Another string to the bow of “development at any cost” is the State Administrative Tribunal (SAT).

Developers can appeal any decision made by a council or a Development Assessment Panel to the SAT.

The results are overwhelmingly in favour of the developer:

Nearly 70% of all SAT appeals are won by the developer!
Nearly 70% of all SAT appeals are won by the developer!

This graph captures information from one metropolitan council defending its decisions.

From 2012 to 2015:

  • Spent just over $193,000;
  • On 49 appeals to the SAT relating to refusals for planning approval (a review regarding conditions of approval are not included in this number, however there are very few of these) of which:
    o  8 were refused by Council where the officer recommendation for approval, and the refusal was later overturned by SAT
    o  26 were refused by Council in line with an officer recommendation for refusal, and the refusal was later overturned by SAT;
    o  15 refusals by Council with officer recommendations also for refusal were upheld as refused by SAT.

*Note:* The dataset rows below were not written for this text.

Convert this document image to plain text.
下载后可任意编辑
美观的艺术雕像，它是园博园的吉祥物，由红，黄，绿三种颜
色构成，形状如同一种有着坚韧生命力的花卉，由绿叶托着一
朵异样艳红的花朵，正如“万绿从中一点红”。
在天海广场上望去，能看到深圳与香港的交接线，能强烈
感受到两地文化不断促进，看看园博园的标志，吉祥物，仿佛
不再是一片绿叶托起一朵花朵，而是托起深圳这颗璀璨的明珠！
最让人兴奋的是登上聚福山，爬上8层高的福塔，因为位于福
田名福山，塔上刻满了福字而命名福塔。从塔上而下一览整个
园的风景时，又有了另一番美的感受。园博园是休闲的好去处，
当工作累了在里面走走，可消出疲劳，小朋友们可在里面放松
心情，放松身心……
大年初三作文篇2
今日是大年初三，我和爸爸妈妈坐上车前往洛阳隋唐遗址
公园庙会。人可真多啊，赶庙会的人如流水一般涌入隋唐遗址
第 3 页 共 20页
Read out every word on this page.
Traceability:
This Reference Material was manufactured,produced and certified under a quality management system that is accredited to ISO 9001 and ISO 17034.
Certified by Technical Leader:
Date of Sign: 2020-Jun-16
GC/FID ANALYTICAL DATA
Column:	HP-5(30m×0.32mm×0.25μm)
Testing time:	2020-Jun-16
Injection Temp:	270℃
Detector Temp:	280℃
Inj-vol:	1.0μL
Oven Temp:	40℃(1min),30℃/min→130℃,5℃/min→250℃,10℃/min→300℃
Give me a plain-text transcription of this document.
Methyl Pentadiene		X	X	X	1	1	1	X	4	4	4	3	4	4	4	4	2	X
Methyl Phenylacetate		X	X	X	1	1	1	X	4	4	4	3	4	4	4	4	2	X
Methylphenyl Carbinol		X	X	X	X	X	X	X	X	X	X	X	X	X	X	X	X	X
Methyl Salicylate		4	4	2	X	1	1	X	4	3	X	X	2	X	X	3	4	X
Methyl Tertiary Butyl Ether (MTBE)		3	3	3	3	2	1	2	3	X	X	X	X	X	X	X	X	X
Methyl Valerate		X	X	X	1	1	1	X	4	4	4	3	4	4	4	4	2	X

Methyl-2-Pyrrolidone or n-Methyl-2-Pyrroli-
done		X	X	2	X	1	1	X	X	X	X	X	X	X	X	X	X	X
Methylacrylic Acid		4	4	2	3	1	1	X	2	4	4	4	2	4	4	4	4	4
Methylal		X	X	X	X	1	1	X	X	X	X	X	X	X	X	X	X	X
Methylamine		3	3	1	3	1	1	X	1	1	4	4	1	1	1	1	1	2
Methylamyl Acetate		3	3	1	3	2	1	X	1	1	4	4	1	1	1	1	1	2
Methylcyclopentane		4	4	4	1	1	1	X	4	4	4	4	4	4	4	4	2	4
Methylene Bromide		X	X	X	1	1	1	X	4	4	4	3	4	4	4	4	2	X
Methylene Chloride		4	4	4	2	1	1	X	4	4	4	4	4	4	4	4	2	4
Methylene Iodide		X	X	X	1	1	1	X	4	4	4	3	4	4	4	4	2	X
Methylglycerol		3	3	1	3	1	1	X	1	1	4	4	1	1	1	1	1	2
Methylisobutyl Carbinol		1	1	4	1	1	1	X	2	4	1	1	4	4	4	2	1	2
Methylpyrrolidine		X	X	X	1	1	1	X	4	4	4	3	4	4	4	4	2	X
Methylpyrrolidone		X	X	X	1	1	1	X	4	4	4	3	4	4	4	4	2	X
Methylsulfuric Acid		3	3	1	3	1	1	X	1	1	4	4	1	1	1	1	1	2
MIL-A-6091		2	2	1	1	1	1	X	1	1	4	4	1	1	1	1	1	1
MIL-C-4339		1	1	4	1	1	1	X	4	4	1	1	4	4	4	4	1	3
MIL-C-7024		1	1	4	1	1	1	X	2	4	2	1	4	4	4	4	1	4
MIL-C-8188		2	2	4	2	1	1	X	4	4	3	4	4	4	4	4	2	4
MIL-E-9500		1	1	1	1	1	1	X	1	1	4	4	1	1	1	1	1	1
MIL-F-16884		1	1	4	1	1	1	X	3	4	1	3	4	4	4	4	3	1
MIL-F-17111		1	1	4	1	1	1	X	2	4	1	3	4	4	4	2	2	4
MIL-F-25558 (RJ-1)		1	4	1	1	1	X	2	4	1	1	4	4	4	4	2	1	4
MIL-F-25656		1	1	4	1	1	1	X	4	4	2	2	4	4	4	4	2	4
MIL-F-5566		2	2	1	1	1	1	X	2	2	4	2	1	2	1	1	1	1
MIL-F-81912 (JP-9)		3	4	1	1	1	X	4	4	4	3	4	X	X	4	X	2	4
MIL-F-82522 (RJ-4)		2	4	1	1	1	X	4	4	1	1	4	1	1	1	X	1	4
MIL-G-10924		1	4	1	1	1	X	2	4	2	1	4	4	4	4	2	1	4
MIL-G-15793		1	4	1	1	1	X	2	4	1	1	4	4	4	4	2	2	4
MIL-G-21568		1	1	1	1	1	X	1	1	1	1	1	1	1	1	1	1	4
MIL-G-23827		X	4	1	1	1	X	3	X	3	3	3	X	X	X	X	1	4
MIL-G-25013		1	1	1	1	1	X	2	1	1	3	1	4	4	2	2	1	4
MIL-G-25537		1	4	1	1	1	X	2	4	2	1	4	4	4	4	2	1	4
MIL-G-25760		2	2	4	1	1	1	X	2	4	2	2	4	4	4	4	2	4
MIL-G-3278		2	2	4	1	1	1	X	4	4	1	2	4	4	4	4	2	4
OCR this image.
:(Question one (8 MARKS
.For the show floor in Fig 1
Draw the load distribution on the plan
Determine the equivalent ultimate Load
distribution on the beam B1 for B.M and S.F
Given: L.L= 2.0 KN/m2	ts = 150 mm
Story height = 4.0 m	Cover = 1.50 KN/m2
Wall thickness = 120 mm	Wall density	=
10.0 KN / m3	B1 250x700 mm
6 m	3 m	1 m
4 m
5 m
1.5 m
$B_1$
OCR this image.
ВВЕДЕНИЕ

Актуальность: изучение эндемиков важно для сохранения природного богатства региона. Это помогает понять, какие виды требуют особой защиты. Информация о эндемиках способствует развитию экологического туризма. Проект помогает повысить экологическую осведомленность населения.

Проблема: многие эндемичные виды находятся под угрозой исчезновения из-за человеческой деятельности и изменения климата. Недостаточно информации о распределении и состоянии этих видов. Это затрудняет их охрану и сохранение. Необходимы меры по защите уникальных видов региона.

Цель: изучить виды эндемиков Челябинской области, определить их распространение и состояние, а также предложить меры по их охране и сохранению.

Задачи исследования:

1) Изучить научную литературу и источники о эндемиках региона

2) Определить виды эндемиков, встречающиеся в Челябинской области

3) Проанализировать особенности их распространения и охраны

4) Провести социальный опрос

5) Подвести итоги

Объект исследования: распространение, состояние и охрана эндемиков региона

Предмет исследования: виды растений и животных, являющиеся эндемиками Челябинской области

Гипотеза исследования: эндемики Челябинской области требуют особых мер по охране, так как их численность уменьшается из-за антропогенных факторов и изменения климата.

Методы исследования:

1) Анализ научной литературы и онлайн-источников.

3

The SAT is part of the problem why “development at any cost” is occurring throughout communities in Western Australia.

What chance have residents got if they had Third Party Appeal Rights?

DAP Affected: Applecross

The residents from DAP Affected Applecross have to let you all know that yesterday (18 January 2016) the SAT announced the decision in favour of McDonalds to put a huge double storey 24 hour fast food outlet on our street despite the fact the new City of Melville LPS 6 is imminent  and would not allow this development at this site.

The State Solicitor’s Office “SSO” was under resourced in defending the JDAP. So despite a 5 member panel voting unanimously to reject the proposal – THE DEVELOPMENT APPLICATION has now been approved. There was evidence not presented by the SSO at the hearing, and as you will see below the SSO failed to argue 4 of the 6 points for the JDAPS reason for rejection. Its seems that the JDAP cannot even defend itself even when they strongly oppose a development. This makes even a further mockery of our planning system and laws.

This is devastating for the residents of Reynolds Road and particularly the residents whose homes back onto the site, with their bedroom windows right outside the drive through.

Residents are still getting their heads around all of this as some will be heavily impacted but as group we are calling on the Premier to either “Back the DAP” and defend his flawed planning system, or “Scrap the DAP” because clearly even such a strong rejection by a panel can’t stop inappropriate developments.

The State Solicitor did not argue that the development would be inconsistent with the:

    1. State Planning Policy 4.2
    2. Statement of Intent for the Reynolds Road Precinct under the current City of Melville Community Planning Scheme No 5 (CPS5)
    3. CPS5 in terms of the proposed acoustic walls
    4. Objectives of the Neighbourhood Centre as outlined in draft LPS6

The Manager of Statutory Planning at the City of Melville changed his opinion that the proposed development would seriously conflict with the objectives of the Scheme  and its intent to “it would be difficult to resist approving the proposed development under the existing scheme“.

It is disappointing to note that Judge Parry stated “Had Mr Prendergast’s evidence remained as it was originally foreshadowed in his witness statement and had the respondent’s case remained as it was originally formulated, the Tribunal’s determination as the correct and preferable decision in this proceeding “may well have been different“.

What the above tells us is that our original concerns about the State Solicitor being under resourced were well founded.